The book’s power, instead, rests in how its characters gain meaning through their individual deeds of creativity and remembrance. Frank Frink, the book’s sole Jewish character, is saved from the Nazis but returns to his studio, carefully crafting abstract jewelry that he puts his soul into. Bigoted art dealer Robert Childan, eager to suck up to the occupiers, achieves a new personal dignity by refusing to cooperate with Japanese counterfeiting efforts and defending the integrity of his wares. Frink’s ex-wife, Juliana, acts against the Nazis, but ends the book literally unsure of her next step. A Japanese trade official, Nobusuke Tagomi, risks his life protecting his charges from the SS although he knows it will have no long-term effect. We eventually learn that “The Man in the High Castle” himself, Hawthorne Abendsen, who wrote an “alternative history” in which the Allies won the war, no longer lives in the high castle. He is back in town, no longer afraid of assassination because he has produced a life-defining work of literature.

Tractate Tamid reminds me of “The Man in the High Castle” because both point to the same lesson about creating meaning in dark times. There is no triumph here, no lasting redemption. People take actions, however, that give themselves great meaning, mostly by creating and preserving civilization, whether it be junior priests taking care to scoop out the sacrificial ashes in just the right way, or the post-destruction writers ensuring that we know precisely how they did it. The priests are quite literally the “men in the low castle” (after all, the Temple Mount is not that elevated physically), and their physical position reflects their spiritual one: taking small steps, carving out a zone of meaning when all seems pointless.

Frank Frink knows little of Judaism, and Nobusuke Tagomi even less, but I think that, had they met Yehudah Ha-Nasi, they would recognize a kindred spirit.

Perhaps this is why the rabbis declared that a person encountering personal disaster should study Torah (Berakhot 5a). On the surface, this seeks God’s favor, but more subtly, it reaffirms our connection with our tradition and civilization.

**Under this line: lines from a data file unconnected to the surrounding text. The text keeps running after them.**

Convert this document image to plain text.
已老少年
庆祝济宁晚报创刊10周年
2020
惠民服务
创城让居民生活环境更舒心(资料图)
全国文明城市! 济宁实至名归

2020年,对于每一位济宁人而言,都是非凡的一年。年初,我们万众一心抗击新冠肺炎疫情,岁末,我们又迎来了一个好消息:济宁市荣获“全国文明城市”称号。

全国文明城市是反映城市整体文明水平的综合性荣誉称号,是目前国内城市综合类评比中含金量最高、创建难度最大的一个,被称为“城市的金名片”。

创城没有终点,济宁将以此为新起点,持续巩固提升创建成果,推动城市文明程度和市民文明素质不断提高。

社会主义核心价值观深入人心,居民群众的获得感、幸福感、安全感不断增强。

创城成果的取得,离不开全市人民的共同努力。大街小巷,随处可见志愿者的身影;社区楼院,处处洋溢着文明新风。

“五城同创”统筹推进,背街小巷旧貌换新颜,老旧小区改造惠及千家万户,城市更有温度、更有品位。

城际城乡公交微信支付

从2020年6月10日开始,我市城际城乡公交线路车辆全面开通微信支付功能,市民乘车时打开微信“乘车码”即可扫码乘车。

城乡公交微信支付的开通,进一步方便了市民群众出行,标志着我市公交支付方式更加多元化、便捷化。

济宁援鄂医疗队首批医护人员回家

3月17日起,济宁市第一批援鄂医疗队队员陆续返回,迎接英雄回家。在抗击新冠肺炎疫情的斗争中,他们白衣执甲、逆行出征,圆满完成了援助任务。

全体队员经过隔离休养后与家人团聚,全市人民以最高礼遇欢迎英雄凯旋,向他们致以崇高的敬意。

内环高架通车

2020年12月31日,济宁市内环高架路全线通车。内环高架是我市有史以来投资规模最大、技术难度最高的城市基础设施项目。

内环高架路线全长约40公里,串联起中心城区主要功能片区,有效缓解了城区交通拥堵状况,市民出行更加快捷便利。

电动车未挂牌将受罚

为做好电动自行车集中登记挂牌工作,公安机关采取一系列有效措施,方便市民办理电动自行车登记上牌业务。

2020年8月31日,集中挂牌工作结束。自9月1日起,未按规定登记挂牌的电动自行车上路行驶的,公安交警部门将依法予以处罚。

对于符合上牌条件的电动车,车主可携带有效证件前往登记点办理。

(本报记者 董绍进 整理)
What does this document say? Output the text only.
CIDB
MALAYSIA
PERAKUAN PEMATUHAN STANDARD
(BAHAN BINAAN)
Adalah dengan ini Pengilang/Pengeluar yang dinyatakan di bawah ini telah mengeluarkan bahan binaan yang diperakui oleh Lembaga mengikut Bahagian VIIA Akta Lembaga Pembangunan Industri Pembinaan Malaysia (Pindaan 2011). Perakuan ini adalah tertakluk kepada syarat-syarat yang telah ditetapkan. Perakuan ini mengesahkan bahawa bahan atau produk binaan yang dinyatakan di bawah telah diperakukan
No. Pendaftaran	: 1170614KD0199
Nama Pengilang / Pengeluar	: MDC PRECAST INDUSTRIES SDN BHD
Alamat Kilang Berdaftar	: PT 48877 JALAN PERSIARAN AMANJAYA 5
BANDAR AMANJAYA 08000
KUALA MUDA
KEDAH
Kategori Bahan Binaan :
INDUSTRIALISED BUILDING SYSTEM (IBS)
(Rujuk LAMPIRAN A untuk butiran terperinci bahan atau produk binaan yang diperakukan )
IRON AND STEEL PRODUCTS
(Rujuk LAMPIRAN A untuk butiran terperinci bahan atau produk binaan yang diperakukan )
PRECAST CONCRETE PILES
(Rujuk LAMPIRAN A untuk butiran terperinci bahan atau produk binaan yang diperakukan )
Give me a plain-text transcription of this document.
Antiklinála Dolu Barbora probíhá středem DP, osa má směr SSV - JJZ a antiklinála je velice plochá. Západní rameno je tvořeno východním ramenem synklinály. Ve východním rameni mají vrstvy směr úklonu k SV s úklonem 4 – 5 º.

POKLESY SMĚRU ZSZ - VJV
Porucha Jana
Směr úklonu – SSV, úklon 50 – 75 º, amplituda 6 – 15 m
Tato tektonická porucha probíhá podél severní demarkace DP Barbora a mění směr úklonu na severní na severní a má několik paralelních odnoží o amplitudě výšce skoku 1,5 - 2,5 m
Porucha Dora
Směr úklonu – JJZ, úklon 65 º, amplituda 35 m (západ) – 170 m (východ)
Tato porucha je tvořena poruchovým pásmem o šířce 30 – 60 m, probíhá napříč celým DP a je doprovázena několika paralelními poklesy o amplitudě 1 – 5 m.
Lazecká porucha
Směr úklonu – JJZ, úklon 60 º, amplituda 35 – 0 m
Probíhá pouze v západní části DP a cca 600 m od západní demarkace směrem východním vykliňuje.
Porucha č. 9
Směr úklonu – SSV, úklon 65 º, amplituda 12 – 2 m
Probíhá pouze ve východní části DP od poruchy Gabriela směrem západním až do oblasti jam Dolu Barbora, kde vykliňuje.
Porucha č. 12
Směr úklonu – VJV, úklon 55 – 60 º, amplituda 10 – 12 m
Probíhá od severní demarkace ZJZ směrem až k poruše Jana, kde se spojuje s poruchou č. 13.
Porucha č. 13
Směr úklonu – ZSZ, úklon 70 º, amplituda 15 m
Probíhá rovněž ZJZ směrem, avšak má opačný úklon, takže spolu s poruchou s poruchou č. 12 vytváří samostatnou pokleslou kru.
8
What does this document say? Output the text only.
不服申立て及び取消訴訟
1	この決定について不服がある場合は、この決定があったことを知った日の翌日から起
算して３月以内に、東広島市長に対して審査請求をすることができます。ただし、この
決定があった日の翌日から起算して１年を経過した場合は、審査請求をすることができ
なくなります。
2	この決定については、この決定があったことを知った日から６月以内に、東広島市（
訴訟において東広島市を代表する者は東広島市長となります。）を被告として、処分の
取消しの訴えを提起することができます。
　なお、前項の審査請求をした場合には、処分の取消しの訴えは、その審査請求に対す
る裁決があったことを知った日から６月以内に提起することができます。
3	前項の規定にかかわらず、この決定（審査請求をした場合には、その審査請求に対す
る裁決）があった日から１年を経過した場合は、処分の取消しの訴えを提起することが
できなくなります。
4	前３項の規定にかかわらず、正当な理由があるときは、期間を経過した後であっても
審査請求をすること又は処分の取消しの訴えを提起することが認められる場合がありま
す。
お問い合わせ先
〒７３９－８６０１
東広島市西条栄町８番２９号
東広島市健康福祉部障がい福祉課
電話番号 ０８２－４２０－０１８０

Feel frustrated about the latest outrage from Washington, D.C., or from anywhere in an increasingly insane world? Resist of course, but also create civilization on your own. Paint. Write. Read, to yourself or a child. Perform a random act of kindness. And then record what you do — for the future. Establish by your most minor action that, no matter what happens in a world you cannot control, you will uphold civilization wherever you can. Be the man or woman in the low castle, arranging the ashes in the holiest way.


Jonathan Zasloff is professor of law at UCLA, where he teaches, among other things, property, international law and Pirkei Avot. He is also a rabbinical ordination candidate at the Alliance for Jewish Renewal.